NAFTA was bad enough.
But with CAFTA, we can reasonably expect Puerto Rico to decline into economic parity with Haiti...
Mainland states, like Florida, Alabama, Arkansas, Georgia, the Carolinas, etc. have a further distance to drop
but their standard of living will also decline into parity with the poverty of other nations along the Gulf of Mexico.
CAFTA could have the effect of exporting US retirees south.
Oh, I suppose the Western Hemisphere is better. However without massive, massive investment there is no way that the likes of Nicaragua and Guatemala are going to even come close to China's productivity.
And liberal neocons like Robert Zoellick take advantage of that situation to gleefully demolish our own economic infrastructure.
I'm very much in favor of CAFTA. It's going to greatly increase our exports of food products to these countries, plus it opens those countries to US companies.

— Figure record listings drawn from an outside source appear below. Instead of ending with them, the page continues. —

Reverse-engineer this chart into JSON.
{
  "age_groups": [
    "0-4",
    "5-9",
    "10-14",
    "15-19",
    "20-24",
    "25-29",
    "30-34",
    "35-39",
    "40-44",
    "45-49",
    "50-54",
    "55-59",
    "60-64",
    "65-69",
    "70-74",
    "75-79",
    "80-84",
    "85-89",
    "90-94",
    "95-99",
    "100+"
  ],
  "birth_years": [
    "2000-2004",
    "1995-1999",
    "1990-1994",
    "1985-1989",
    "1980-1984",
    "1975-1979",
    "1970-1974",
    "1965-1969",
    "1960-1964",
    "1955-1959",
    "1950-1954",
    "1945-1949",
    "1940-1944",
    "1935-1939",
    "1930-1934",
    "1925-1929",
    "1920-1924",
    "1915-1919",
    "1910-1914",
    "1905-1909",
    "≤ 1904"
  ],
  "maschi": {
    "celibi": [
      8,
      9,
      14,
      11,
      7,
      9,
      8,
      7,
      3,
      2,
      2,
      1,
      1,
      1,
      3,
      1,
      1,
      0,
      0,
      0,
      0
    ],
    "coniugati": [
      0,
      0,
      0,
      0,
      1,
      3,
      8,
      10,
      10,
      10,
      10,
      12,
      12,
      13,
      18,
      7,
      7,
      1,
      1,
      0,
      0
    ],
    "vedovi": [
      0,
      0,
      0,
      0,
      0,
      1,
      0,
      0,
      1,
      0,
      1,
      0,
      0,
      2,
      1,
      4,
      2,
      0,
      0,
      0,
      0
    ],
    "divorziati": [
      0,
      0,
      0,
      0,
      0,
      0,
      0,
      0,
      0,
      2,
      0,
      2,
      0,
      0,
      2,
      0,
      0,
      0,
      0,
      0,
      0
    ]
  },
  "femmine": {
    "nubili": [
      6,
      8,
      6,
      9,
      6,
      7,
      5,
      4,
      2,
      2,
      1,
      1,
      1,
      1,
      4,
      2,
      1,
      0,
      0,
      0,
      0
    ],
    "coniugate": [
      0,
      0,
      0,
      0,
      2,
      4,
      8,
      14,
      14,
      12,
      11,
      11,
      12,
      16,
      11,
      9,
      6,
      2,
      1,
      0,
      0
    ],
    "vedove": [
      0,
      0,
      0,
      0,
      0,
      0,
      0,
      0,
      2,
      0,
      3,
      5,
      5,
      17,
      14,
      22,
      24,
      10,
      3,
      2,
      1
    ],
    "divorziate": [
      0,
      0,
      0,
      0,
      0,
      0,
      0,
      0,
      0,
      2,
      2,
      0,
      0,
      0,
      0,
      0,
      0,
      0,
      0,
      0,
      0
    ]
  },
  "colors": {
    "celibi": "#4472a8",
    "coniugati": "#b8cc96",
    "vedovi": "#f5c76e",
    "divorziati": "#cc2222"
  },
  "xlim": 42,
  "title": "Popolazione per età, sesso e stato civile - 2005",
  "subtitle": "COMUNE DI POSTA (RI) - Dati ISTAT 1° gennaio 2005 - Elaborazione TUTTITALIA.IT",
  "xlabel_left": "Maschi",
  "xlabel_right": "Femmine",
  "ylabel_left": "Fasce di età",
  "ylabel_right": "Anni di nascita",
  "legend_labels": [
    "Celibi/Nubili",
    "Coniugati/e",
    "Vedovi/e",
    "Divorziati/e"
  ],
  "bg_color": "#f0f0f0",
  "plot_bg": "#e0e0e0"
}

In Costa Rica, for example, the government had a monopoly on the insurance industry and in telecommunications. After CAFTA passes, Cingular and Verizon will be down there competing. The Costa Rica consumer will have access to Kellogg's Frosted Flake and American meat exports.
I looked for turkey in their supermarkets on my last trip and couldn't find any. That will change after CAFTA passes.
Additionally, the CAFTA countries have agreed to recognize American copyright and patents. This treaty will have huge benefits for America.
Are you saying that these are stable governments that will honor this treaty? I am not very well versed in the governments of SA but, I don't often hear that they are stable.
I've already decided that it's going to export me within the next 10 years, possibly 5.
pingarooski
Thanks for your comments. I've seen what NAFTA did for our nation. I expect CAFTA to do more of the same. It would be hard to imagine it, but you'll see far more illegal immigration as a result of this travesty. You'll see food stuffs from central America replace that industry in the United States. Yes, I can think of nothing better for the U.S. than to move our food production of shore, as we've done so much else.
I wish I could share your delight in this.
Costa Rica has a constitution much like our own, except that it has no army whatsoever. The government spends that money on education and health care.
All will observe the treaty. It's going to help their citizens, plus the US has a long history of going down there and kicking their butts when they get out of line.
The one place they could beat us is in sugar production, but CAFTA amazingly still protects the trade barriers we have for sugar (and that's why Americans pay more for sugar than any other country in the world).
Evidently you and I are shopping in different market chains. When I go to buy fruit, it's wonderful to find that it's direct from Australia. I live in California, which formerly produced one of the two largest orange crops for the nation.
When I pick up strawberries, they're from Mexico. I might add that some of those are tainted with human waste. You see, the sad little truth is that regulations south of our border are non-existant. That's another sad reality you gloss over.
I could go on.
Thanks for the comments.
Well, now the county has been turned into a city and the only local oranges might be on a tree you plant in your backyard.
NAFTA didn't drive American strawberry farmers out of business. And wash your fruit before you eat it, no matter where it was grown!
Yet they are fatter. GO figure.
LOL
I have to agree with Doughtyone. I am not nearly as enthusiastic about these deals as you. I suspect that you have business deals that will benefit from this.